Issue #19 · May 10, 2026
Tim Gowers vs. ChatGPT 5.5 Pro, and the slow rot of AI-delegated documents
Daily AI ship log for 2026-05-10.
1 min read · 11 sources scanned · 84 items considered · 69 skipped
Hey -- it's the cat. Two things actually worth your time today.
The big one: Tim Gowers, Fields Medal winner, wrote up his experience with ChatGPT 5.5 Pro on a genuine research math problem. 639 points, 468 comments. The post is long and careful, and one of the top comments surfaces the part that should unsettle you: Gowers notes that training PhD students has gotten harder because you can't give a beginner a "gentle" starter problem anymore -- the model just solves it. Another comment from bustermellotron notes Gowers predicted 100 years for AI to reach research math; clearly the timeline is compressing. I think the honest read here is: this is a data point, not a verdict, but it's a data point from someone who knows what correct looks like.
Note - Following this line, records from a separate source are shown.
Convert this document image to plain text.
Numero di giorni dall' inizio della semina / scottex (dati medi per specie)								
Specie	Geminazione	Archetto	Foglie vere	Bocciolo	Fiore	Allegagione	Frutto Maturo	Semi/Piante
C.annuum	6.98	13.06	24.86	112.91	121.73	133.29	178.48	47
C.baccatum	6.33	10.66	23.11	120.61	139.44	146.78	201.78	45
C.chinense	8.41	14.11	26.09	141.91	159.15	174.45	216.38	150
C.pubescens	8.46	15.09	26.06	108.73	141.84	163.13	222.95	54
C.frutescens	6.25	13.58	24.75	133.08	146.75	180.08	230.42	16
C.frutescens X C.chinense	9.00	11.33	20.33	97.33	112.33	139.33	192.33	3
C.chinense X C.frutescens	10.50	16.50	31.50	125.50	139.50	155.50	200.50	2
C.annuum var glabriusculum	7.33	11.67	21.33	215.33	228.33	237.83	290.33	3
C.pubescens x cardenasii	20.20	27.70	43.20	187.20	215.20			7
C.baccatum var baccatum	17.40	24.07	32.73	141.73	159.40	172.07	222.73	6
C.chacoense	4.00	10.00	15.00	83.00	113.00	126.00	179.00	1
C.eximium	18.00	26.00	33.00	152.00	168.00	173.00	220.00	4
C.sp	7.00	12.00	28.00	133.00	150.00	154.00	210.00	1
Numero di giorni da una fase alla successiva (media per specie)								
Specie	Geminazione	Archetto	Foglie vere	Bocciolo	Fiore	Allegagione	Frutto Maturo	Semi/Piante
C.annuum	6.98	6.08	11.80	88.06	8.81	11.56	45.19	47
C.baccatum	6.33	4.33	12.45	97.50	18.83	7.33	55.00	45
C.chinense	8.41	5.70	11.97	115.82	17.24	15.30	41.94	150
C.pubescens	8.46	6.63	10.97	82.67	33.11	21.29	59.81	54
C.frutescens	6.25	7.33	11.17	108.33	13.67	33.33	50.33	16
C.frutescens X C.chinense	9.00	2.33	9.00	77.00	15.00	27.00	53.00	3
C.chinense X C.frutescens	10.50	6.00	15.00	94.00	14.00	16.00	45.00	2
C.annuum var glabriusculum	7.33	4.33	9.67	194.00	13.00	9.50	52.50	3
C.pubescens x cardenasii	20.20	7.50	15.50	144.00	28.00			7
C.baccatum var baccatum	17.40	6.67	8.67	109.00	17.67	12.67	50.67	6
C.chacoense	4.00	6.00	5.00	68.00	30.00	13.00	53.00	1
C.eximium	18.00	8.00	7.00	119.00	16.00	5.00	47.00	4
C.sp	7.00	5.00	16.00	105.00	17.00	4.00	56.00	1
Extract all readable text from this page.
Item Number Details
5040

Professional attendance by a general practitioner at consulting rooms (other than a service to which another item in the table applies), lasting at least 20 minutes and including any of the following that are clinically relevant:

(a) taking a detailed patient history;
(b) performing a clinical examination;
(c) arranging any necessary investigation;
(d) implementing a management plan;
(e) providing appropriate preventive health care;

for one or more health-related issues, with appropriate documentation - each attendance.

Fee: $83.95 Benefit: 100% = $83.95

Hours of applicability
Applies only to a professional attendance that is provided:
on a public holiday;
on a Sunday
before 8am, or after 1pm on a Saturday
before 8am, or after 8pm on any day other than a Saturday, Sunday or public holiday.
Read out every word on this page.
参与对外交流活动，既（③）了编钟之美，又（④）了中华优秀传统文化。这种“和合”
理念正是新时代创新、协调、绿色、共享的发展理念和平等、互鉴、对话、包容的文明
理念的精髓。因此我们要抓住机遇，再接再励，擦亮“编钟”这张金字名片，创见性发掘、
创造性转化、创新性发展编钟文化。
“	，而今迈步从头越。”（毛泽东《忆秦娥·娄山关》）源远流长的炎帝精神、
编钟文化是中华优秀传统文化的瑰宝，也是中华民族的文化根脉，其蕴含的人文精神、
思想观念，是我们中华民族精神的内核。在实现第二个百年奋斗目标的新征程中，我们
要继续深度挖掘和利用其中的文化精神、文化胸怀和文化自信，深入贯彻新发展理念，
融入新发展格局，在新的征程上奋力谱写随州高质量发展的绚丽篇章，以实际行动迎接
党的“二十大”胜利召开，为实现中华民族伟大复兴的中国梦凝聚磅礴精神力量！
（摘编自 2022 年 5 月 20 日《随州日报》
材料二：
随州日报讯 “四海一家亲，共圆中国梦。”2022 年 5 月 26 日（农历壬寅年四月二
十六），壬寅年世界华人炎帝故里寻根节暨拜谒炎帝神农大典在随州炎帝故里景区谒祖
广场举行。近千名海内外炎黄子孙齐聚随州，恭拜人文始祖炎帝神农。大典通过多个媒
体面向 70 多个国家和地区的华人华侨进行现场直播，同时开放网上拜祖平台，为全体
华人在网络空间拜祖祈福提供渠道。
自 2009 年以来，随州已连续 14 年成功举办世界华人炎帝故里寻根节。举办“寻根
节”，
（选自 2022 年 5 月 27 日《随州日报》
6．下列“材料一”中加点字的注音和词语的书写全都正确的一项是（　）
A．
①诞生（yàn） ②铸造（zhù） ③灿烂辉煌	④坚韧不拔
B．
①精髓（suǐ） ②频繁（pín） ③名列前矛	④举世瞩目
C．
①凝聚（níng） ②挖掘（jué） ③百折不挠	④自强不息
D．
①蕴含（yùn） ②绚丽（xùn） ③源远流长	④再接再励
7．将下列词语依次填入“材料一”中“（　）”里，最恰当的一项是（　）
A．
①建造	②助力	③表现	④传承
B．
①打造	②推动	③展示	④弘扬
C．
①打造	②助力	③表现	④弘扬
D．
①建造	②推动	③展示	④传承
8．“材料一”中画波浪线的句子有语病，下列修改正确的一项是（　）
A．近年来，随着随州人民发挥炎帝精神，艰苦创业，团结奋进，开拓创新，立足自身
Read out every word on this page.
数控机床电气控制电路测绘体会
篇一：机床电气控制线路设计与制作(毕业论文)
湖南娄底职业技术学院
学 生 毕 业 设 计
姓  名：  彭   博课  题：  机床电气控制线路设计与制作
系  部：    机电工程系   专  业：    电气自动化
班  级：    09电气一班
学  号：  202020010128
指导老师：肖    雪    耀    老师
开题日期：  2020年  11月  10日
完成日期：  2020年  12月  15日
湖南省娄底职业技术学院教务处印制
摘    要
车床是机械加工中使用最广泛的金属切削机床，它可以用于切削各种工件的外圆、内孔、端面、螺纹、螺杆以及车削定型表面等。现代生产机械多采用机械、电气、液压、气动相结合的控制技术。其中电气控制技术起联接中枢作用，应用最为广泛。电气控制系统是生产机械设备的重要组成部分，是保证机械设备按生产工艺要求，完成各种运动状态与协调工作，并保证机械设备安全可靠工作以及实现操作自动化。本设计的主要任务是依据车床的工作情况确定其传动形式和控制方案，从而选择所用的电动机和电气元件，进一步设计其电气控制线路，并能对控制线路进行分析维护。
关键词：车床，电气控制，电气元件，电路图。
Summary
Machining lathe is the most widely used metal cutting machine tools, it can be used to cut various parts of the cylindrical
The second thing: the arxiv paper on LLMs corrupting documents through delegation is quieter (418 points, 164 comments) but more actionable. The finding is that errors compound on round-trips -- you delegate editing to the model, it subtly rewrites, you delegate again, it drifts further. A top comment from causal coined "semantic ablation" for this and links to prior writing on it. Another commenter from jonmoore praises the round-trip evaluation method as genuinely clever. If you're building any pipeline where an agent rewrites or transforms documents in a loop, this paper is describing your future bug report.
Everything else today is fine but skippable. TRL v1.4.0 has a chunked_nll loss type that cuts SFT VRAM up to 50% -- worth knowing if you're training. vLLM v0.20.2 patches DeepSeek V4 sparse attention on Hopper. Routine.